Despite this, I still feel that I got a good taste of two iterations of show tunes: one, showtunes expressed in the setting of a Technicolor-studio-magic cocoon, and the other a buckwild but surprisingly pertinent take on one of the most famous American musicals. Doris Day’s 1951 set is a selection of tunes from her movie musical “Lullaby of Broadway”, a cinematic wonder that chronicles the highs and lows of Broadway life. From the grandeur of the opener which exalts a Broadway that never sleeps where you’re up until the milkman is coming — the listener is forced to imagine some kooky milkman performer running across the stage, milk possibly spilling — to the dramatic shifts from soft balladry to big band horn explosions on “Somebody Loves Me”, it’s a rousing listen even if you derive little semblance of a plot. Nonetheless, a voice can sell a show, and Doris Day deftly injects emotions into a climactic track like “Please Don’t Talk About Me When I’m Gone”, wearing the melodrama like second skin.
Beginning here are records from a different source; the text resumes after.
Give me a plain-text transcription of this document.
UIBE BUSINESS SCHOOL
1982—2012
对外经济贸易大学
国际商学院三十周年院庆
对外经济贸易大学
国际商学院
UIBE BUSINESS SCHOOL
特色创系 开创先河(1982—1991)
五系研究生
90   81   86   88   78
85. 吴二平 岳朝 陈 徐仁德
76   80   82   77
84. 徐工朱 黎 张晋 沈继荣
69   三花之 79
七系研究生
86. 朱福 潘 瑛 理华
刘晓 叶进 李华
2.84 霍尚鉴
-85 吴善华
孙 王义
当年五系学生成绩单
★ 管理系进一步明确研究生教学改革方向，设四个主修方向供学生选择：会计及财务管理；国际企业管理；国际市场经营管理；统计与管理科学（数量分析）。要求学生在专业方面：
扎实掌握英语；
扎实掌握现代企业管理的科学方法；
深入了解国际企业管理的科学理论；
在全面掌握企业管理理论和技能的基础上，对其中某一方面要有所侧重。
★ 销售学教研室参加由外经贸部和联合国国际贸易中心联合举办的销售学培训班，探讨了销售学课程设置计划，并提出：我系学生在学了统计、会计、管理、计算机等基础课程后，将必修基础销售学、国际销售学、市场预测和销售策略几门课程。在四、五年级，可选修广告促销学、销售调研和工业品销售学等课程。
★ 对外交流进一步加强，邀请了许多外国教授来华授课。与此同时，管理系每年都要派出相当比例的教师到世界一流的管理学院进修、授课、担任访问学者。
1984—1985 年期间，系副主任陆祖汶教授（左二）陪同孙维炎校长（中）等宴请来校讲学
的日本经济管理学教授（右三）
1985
“Punk Side Story” is a whimsical take from a ’90s punk band with a penchant for the theatrical on Sondheim’s hit West Side Story. While Broadway and punk on paper don’t seem to coincide, especially given the hierarchical, big-bucks nature of Broadway, the themes of West Side Story as well as the emotional pathos that drives most musicals aligns considerably well with punk thematics. The theatrical romance of “Tonight” transformed with a sneer is a bewildering but effective extension of the two forms’ emotional excess. “Gee Officer Krupke” with its broken-home spun tale and the ska of “America” easily slot into punk’s outsider slant. While polar opposites in terms of tone, these two albums represent the way musicals touch our deepest emotional instincts and elevate them with grandeur and pathos. When I go to my next show, whenever that may be, I’ll make sure to really take it in: there’s nothing that can accurately describe the feeling of being wholly absorbed, musically and visually, into a slice of another life.